Let $f:(-\infty, 1) \cup (1,\infty) \to \mathbb{R}$ be defined by $f(x)=\frac{x^3-1}{x-1}$ . Prove that $\lim _{x\to 1}f(x)=3$
i am proving this problem by limit of the definition
$|f(x)-3|=\left|\frac{x^3-1}{x-1}-3\right|=|x^2+x-2|=|x-1||x+2|\leq |x-1|(|x|+2)=4|x-1|<\epsilon $ as i choose $|x-1|<\delta=\epsilon/4$
how to prove this by sequence of limit
ie how to prove by if $x_n \to 1$ then $f(x_n)\to 3$
Let it be given that $x_n \to 1$. This means you can make $|x_n-1| < \epsilon$, taking $n$ big enough.

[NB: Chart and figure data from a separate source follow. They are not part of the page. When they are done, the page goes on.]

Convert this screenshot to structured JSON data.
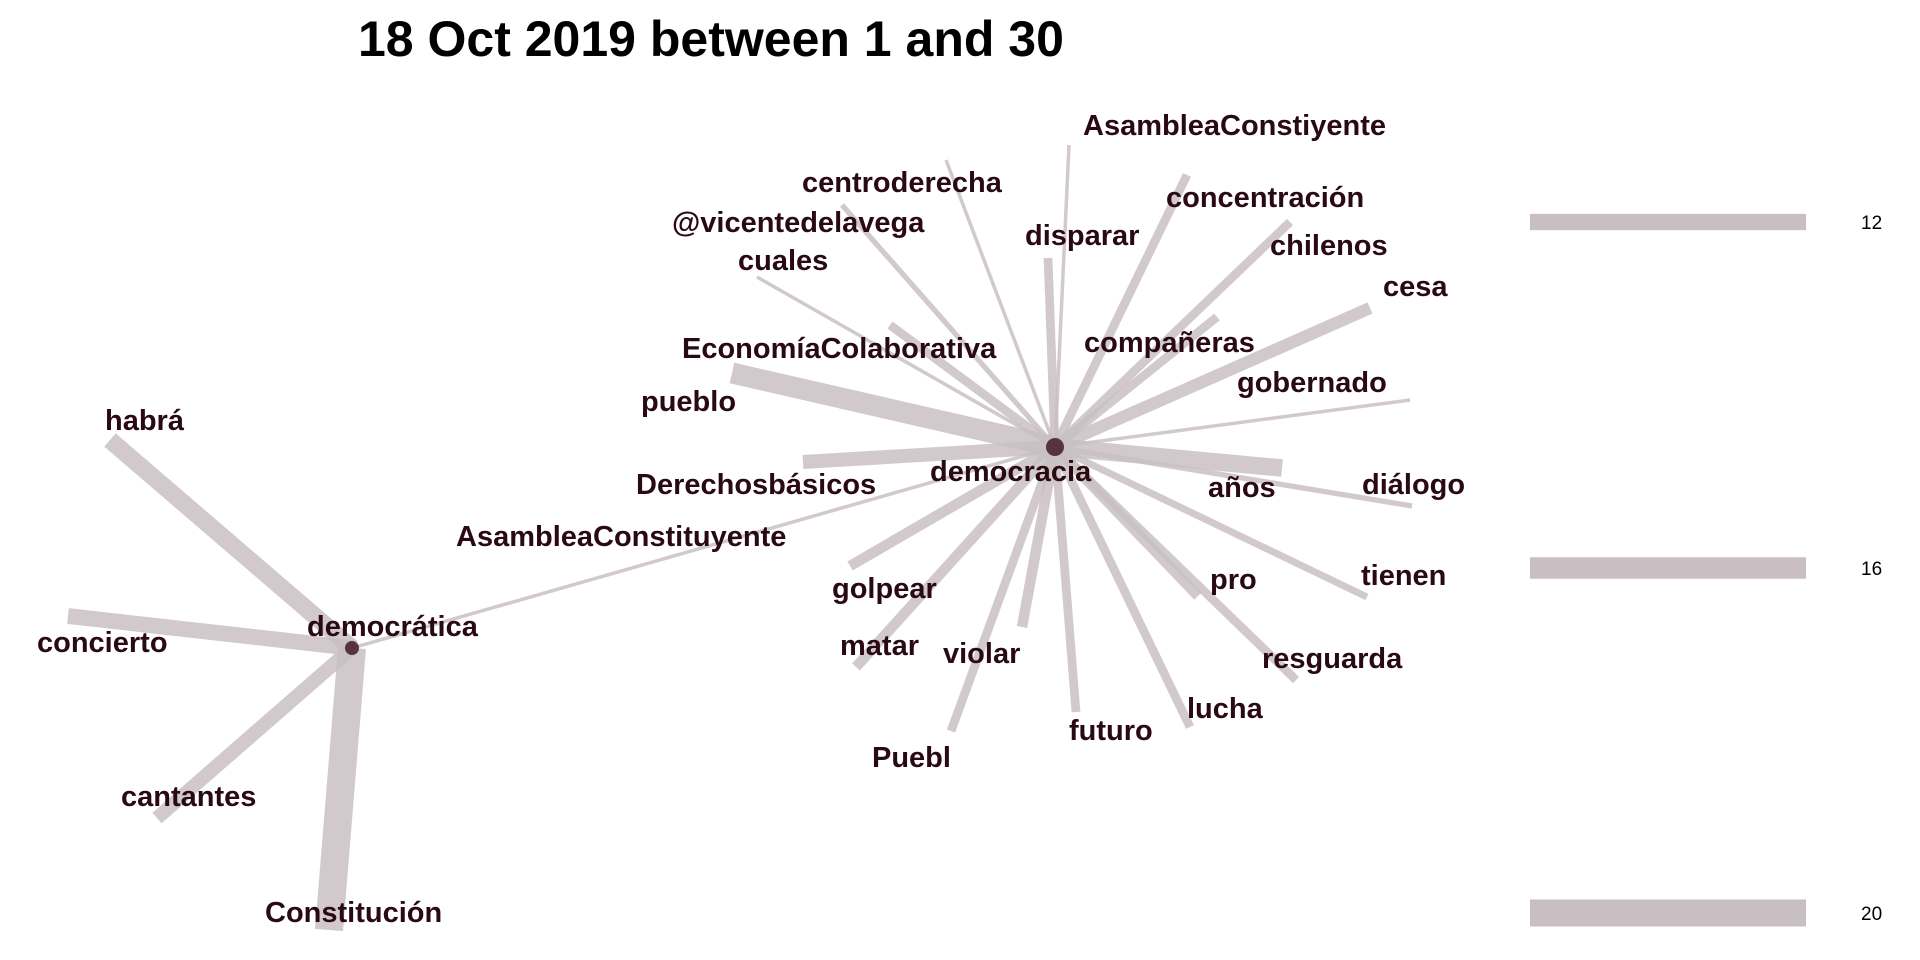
{
  "title": "18 Oct 2019 between 1 and 30",
  "colors": {
    "edge": "#c9bfc2",
    "label": "#2a0a12",
    "title": "#000000",
    "hub": "#3a0f1e"
  },
  "hubs": [
    "democracia",
    "democrática"
  ],
  "nodes": [
    "AsambleaConstiyente",
    "centroderecha",
    "concentración",
    "@vicentedelavega",
    "disparar",
    "chilenos",
    "cuales",
    "cesa",
    "compañeras",
    "EconomíaColaborativa",
    "gobernado",
    "pueblo",
    "democracia",
    "Derechosbásicos",
    "años",
    "diálogo",
    "AsambleaConstituyente",
    "golpear",
    "pro",
    "tienen",
    "matar",
    "violar",
    "resguarda",
    "lucha",
    "futuro",
    "Puebl",
    "habrá",
    "democrática",
    "concierto",
    "cantantes",
    "Constitución"
  ],
  "edges": [
    {
      "from": "democracia",
      "to": "AsambleaConstiyente",
      "weight": 2
    },
    {
      "from": "democracia",
      "to": "centroderecha",
      "weight": 2
    },
    {
      "from": "democracia",
      "to": "concentración",
      "weight": 5
    },
    {
      "from": "democracia",
      "to": "@vicentedelavega",
      "weight": 3
    },
    {
      "from": "democracia",
      "to": "disparar",
      "weight": 5
    },
    {
      "from": "democracia",
      "to": "chilenos",
      "weight": 5
    },
    {
      "from": "democracia",
      "to": "cuales",
      "weight": 2
    },
    {
      "from": "democracia",
      "to": "cesa",
      "weight": 7
    },
    {
      "from": "democracia",
      "to": "compañeras",
      "weight": 5
    },
    {
      "from": "democracia",
      "to": "EconomíaColaborativa",
      "weight": 5
    },
    {
      "from": "democracia",
      "to": "gobernado",
      "weight": 2
    },
    {
      "from": "democracia",
      "to": "pueblo",
      "weight": 12
    },
    {
      "from": "democracia",
      "to": "Derechosbásicos",
      "weight": 8
    },
    {
      "from": "democracia",
      "to": "años",
      "weight": 10
    },
    {
      "from": "democracia",
      "to": "diálogo",
      "weight": 3
    },
    {
      "from": "democracia",
      "to": "golpear",
      "weight": 6
    },
    {
      "from": "democracia",
      "to": "pro",
      "weight": 6
    },
    {
      "from": "democracia",
      "to": "tienen",
      "weight": 4
    },
    {
      "from": "democracia",
      "to": "matar",
      "weight": 6
    },
    {
      "from": "democracia",
      "to": "violar",
      "weight": 6
    },
    {
      "from": "democracia",
      "to": "resguarda",
      "weight": 5
    },
    {
      "from": "democracia",
      "to": "lucha",
      "weight": 5
    },
    {
      "from": "democracia",
      "to": "futuro",
      "weight": 5
    },
    {
      "from": "democracia",
      "to": "Puebl",
      "weight": 5
    },
    {
      "from": "democracia",
      "to": "democrática",
      "weight": 2
    },
    {
      "from": "democrática",
      "to": "habrá",
      "weight": 10
    },
    {
      "from": "democrática",
      "to": "concierto",
      "weight": 9
    },
    {
      "from": "democrática",
      "to": "cantantes",
      "weight": 8
    },
    {
      "from": "democrática",
      "to": "Constitución",
      "weight": 16
    }
  ],
  "legend": [
    {
      "label": "12",
      "value": 12
    },
    {
      "label": "16",
      "value": 16
    },
    {
      "label": "20",
      "value": 20
    }
  ]
}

We want to show $f(x_n) \to 3$, so we want to show that we can make |$f(x_n)-3|<\epsilon$, by taking large enough $n$.
But you know that $|f(x_n)-3| = |x_n-1||x_n+2|$. The first factor can be made $ < \epsilon$ by assumption, and the second one can be made arbitrarily close to $3$ for a large enough $n$.
All that's left is writing up all the details.